I have a little experience with dying churches. I’ve served a couple of dying churches in my years in ministry before coming to Colorado. Through my denominational work, I’ve been in relationship with about a half dozen more.
Churches die for a lot of reasons, some of which are truly out of the their control. Location has a lot to do with it. I served a church, for instance, that had an interstate built a block away. Sometimes, new faces move into the neighborhood, bringing their own churches with them, like the German Evangelical congregation that disbanded and gave their building to an Ethiopian congregation in its place.
A lot of times, though, it’s more complicated. The reason for their dying is a complicated mix of inflexibility, weak leadership, good leadership at the wrong time, a clinging to tradition and habit, a fear of change and an insistence that this is the way we’ve always done it.
If there’s one characteristic I have seen across the half dozen or so dying churches with whom I’ve been in contact, it is this: An absolute unwillingness—either by leaders or members or both—to sacrifice any aspect of themselves or their comfort for the sake of reaching the people in their community for Christ.
Now, sometimes, sacrifices were made. Radical changes took place, but they were forced by the pastor or the lay leaders or both. And, here’s the thing—it never worked. If the sacrifices weren’t made out of a genuine love for Jesus Christ and a desire to be a church for others, the changes always, always backfired. The conversion of the heart had to come first.
So, that’s what dying churches I have known looked like. Throw in a few narcissists, and pretty soon the church is on life support.
You don’t know a dying church these days by its size, though size plays a role in the death of a church. The dying churches I’ve known still did ministry—a lot of it—and they still claimed to do it in Jesus’ name. Some still had good reputations in their communities, but all had fallen victim to defeat or anger or both.

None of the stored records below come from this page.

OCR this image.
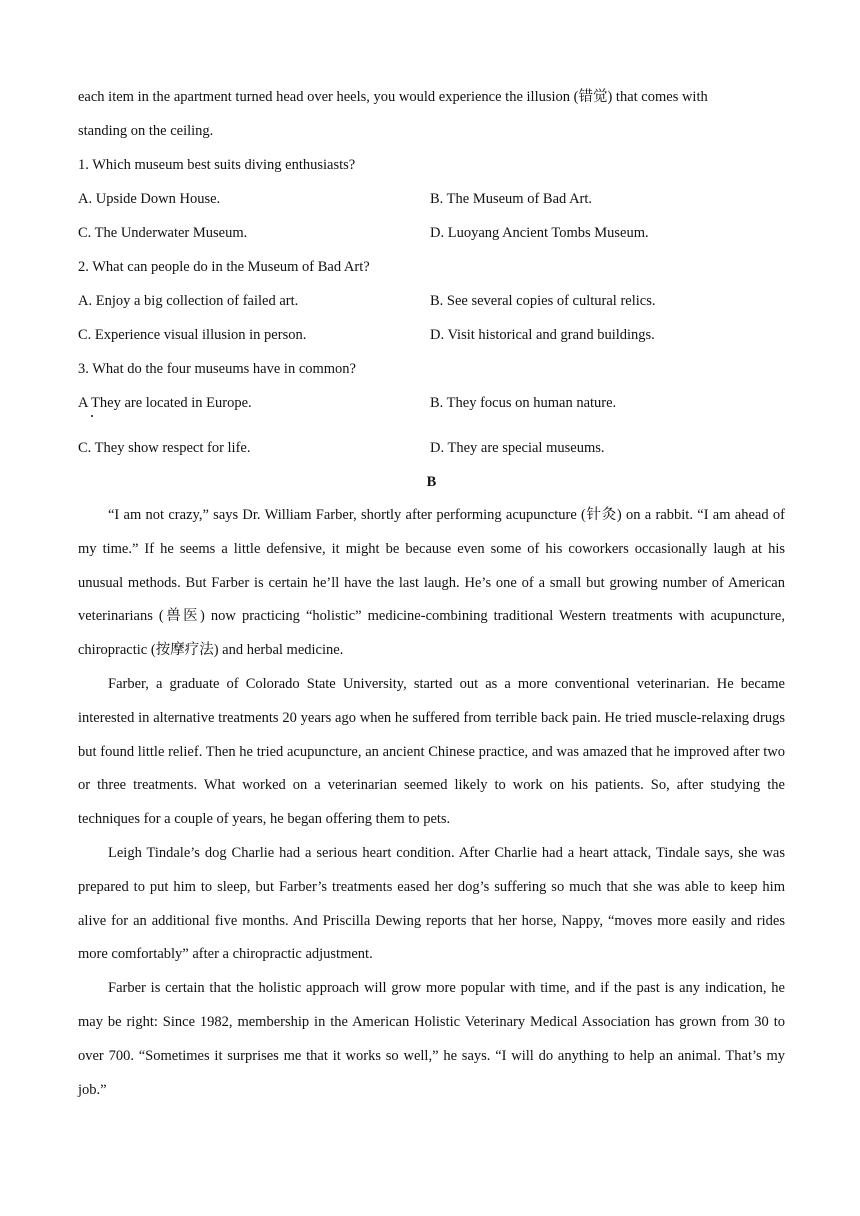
each item in the apartment turned head over heels, you would experience the illusion (错觉) that comes with
standing on the ceiling.
1. Which museum best suits diving enthusiasts?
A. Upside Down House.	B. The Museum of Bad Art.
C. The Underwater Museum.	D. Luoyang Ancient Tombs Museum.
2. What can people do in the Museum of Bad Art?
A. Enjoy a big collection of failed art.	B. See several copies of cultural relics.
C. Experience visual illusion in person.	D. Visit historical and grand buildings.
3. What do the four museums have in common?
A They are located in Europe.	B. They focus on human nature.
C. They show respect for life.	D. They are special museums.
B

“I am not crazy,” says Dr. William Farber, shortly after performing acupuncture (针灸) on a rabbit. “I am ahead of my time.” If he seems a little defensive, it might be because even some of his coworkers occasionally laugh at his unusual methods. But Farber is certain he’ll have the last laugh. He’s one of a small but growing number of American veterinarians (兽医) now practicing “holistic” medicine-combining traditional Western treatments with acupuncture, chiropractic (按摩疗法) and herbal medicine.

Farber, a graduate of Colorado State University, started out as a more conventional veterinarian. He became interested in alternative treatments 20 years ago when he suffered from terrible back pain. He tried muscle-relaxing drugs but found little relief. Then he tried acupuncture, an ancient Chinese practice, and was amazed that he improved after two or three treatments. What worked on a veterinarian seemed likely to work on his patients. So, after studying the techniques for a couple of years, he began offering them to pets.

Leigh Tindale’s dog Charlie had a serious heart condition. After Charlie had a heart attack, Tindale says, she was prepared to put him to sleep, but Farber’s treatments eased her dog’s suffering so much that she was able to keep him alive for an additional five months. And Priscilla Dewing reports that her horse, Nappy, “moves more easily and rides more comfortably” after a chiropractic adjustment.

Farber is certain that the holistic approach will grow more popular with time, and if the past is any indication, he may be right: Since 1982, membership in the American Holistic Veterinary Medical Association has grown from 30 to over 700. “Sometimes it surprises me that it works so well,” he says. “I will do anything to help an animal. That’s my job.”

And it’s the attitude—more than the attendance count—that’s on Jesus’ mind as he addresses the angel of the church in Sardis.

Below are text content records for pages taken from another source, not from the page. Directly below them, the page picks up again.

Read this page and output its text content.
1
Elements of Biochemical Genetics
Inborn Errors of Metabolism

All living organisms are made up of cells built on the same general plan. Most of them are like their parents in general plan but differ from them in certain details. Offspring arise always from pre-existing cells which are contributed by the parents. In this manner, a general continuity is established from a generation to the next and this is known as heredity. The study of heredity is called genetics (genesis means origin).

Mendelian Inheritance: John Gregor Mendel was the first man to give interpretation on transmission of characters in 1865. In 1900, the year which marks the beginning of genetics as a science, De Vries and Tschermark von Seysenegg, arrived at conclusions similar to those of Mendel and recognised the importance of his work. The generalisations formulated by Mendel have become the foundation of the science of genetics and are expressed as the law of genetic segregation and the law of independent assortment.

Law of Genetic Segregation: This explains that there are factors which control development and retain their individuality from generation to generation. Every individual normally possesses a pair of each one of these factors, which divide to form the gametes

“Remember then what you received and heard; obey it, and repent. If you do not wake up, I will come like a thief, and you will not know at what hour I will come to you.” (Revelation 3:3)
Remember. Remember then what you received.

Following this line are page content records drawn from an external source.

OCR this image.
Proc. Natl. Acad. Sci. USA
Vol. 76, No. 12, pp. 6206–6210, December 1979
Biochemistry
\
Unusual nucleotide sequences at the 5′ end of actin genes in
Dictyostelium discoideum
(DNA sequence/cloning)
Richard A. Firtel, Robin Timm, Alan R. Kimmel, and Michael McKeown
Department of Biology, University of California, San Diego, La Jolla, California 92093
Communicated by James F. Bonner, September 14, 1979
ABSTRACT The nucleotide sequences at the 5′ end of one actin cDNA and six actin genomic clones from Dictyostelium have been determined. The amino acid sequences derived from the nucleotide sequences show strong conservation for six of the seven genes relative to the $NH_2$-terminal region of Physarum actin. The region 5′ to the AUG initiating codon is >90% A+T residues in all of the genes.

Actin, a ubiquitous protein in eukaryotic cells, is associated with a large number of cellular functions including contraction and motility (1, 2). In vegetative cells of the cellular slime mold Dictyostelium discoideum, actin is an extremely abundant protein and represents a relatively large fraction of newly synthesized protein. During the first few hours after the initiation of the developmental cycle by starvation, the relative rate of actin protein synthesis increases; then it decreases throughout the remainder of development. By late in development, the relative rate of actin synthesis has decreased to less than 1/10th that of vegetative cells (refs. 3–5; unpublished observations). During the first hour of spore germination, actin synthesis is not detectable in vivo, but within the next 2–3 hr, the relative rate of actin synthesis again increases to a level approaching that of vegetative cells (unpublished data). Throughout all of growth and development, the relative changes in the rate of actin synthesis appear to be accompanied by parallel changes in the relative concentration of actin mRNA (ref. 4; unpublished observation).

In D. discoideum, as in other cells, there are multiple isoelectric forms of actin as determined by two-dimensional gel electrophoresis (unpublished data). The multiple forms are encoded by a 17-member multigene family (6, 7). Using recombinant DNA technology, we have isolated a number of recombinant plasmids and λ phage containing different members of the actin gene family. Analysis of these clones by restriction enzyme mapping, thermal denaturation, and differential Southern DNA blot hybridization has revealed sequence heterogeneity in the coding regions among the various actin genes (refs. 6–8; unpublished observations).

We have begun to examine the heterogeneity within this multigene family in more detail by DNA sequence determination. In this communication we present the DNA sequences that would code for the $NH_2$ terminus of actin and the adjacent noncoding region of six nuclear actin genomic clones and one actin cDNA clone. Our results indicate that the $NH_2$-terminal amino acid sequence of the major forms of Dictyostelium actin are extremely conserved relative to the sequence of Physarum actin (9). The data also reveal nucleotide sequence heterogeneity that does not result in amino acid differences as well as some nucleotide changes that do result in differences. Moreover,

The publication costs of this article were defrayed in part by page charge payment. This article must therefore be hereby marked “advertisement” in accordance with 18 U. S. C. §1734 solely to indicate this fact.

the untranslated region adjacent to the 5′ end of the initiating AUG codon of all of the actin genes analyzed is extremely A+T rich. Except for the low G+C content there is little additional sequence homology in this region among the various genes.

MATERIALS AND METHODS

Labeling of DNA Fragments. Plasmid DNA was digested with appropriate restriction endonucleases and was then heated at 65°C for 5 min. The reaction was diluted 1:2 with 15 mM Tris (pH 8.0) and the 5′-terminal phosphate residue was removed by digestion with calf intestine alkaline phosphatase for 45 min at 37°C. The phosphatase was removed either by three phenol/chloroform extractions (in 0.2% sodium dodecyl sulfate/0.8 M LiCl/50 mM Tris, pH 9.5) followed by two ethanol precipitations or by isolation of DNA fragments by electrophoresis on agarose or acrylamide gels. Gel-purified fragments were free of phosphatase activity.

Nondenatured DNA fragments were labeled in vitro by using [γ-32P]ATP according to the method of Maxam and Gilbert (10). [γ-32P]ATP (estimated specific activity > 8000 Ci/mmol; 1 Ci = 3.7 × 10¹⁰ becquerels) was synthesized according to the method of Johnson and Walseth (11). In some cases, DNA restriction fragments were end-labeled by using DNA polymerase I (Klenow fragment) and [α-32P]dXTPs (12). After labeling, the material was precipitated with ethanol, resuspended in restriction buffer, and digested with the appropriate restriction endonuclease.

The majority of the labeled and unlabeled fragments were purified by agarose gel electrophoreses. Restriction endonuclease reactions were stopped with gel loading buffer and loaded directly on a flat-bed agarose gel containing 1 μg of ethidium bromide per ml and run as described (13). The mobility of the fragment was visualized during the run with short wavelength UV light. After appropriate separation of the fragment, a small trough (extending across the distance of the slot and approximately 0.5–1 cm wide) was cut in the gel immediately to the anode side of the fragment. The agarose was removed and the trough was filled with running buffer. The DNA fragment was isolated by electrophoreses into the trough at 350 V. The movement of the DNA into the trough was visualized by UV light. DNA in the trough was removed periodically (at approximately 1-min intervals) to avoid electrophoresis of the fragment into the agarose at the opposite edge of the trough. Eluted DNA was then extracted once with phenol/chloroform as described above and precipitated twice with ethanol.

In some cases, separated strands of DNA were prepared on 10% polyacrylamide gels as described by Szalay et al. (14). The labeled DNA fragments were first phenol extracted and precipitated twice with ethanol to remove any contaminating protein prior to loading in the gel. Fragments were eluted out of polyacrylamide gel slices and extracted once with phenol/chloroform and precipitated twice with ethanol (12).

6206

Remember the Gospel. Remember Jesus. Remember how he taught and walked and healed and prayed, and how he died and rose again, and if you remember that, then the other stuff—the number of butts in the pews and checks in the offering plate—is going to take care of itself because you love Jesus more than you love your own church survival.
Now, here’s the irony. Every dying church I’ve served or come in contact with is great at remembering. Here’s what they remember:
We used to have to set up extra chairs on Easter morning. We used to have to rent 5 vans for youth mission trips. We used to run out of choir robes when everybody showed up. We used to have an associate pastor. We used to, we used to, we used to.
Dying churches are great at remembering. They just remember the wrong things.